Tedde: «Questa organizzazione accoglie e sostiene con entusiasmo la nuova sfida del piano regionale dei servizi sociali appena approvato dalla giunta regionale, che restituisce alla persona il ruolo centrale»
CAGLIARI - A intervenire in merito al Piano Regionale dei Servizi sociali è il presidente di Confcooperative, Carlo Tedde: «Questa organizzazione accoglie e sostiene con entusiasmo la nuova sfida del piano regionale dei servizi sociali appena approvato dalla giunta regionale, che restituisce alla persona il ruolo centrale e si impegna alla condivisione e coprogettazione, assieme a tutti gli altri attori (enti locali, servizi territoriali, associazioni e volontariato, etc…), di servizi che migliorino la qualità della vita di tutti. Se così sarà, saremo al fianco dell’amministrazione regionale».
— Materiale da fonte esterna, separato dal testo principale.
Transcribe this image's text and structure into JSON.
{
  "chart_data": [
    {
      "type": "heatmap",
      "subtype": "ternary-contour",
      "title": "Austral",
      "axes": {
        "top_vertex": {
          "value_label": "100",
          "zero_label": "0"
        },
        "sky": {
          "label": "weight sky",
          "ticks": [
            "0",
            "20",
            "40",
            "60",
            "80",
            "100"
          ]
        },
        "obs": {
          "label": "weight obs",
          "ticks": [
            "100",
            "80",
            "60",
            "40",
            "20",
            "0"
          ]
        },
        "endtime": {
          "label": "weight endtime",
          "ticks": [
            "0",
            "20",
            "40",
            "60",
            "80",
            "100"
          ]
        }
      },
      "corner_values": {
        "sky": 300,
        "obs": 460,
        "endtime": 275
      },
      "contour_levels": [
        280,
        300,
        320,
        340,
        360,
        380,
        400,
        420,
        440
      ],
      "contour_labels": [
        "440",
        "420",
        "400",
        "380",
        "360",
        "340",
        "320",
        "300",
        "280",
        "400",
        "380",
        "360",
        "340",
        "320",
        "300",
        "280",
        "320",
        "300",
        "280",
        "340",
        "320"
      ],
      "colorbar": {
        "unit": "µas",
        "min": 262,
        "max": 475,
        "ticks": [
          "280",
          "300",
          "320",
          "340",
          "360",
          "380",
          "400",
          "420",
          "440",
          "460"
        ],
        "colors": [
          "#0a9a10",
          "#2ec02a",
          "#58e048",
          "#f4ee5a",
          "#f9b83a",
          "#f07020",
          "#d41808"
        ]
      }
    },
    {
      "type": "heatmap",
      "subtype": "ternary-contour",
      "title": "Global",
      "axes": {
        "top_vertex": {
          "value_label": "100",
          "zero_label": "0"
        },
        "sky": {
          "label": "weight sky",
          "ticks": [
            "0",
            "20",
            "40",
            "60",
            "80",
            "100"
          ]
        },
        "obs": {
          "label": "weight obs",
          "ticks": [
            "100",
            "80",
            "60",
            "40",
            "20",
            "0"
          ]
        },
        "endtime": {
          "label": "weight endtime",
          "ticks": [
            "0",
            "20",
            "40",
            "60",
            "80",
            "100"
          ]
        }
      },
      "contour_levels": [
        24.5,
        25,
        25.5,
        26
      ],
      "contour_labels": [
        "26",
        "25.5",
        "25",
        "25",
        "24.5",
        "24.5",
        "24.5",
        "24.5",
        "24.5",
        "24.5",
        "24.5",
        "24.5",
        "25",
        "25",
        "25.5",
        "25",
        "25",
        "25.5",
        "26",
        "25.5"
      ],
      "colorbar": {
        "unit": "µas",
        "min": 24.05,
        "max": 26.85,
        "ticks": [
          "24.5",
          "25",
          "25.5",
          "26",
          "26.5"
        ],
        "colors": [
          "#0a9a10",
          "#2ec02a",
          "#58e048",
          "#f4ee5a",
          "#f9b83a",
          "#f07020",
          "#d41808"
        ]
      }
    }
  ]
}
Tedde conferma l’impegno dell’organizzazione ad accompagnare le cooperative sociali verso l’interpretazione del ruolo di impresa di comunità impegnata, prima che a costruire posti di lavoro, a perseguire l’interesse generale della comunità (art. 1 legge 381/91 sulla cooperazione sociale).
Quindi prima di tutto la centralità della persona e il suo benessere, la sua partecipazione agli interventi sociali su di essa, e poi tutto il resto.
«Ricordiamo però con forza – conclude Tedde - l’impegno per la tutela dei nostri lavoratori, spesso appartenenti alle categorie svantaggiate, sia per quanto riguarda il consolidamento dei posti di lavoro che per l’applicazione del contratto collettivo di lavoro. Impegno, peraltro sancito con i sindacati e le altre organizzazioni della cooperazione sociale, nella costituzione del Comitato Misto Paritetico Regionale impegnato altresì alla vigilanza rispetto all’applicazione della normativa che vieta alle pubbliche amministrazioni l’utilizzo di bandi di gara la massimo ribasso».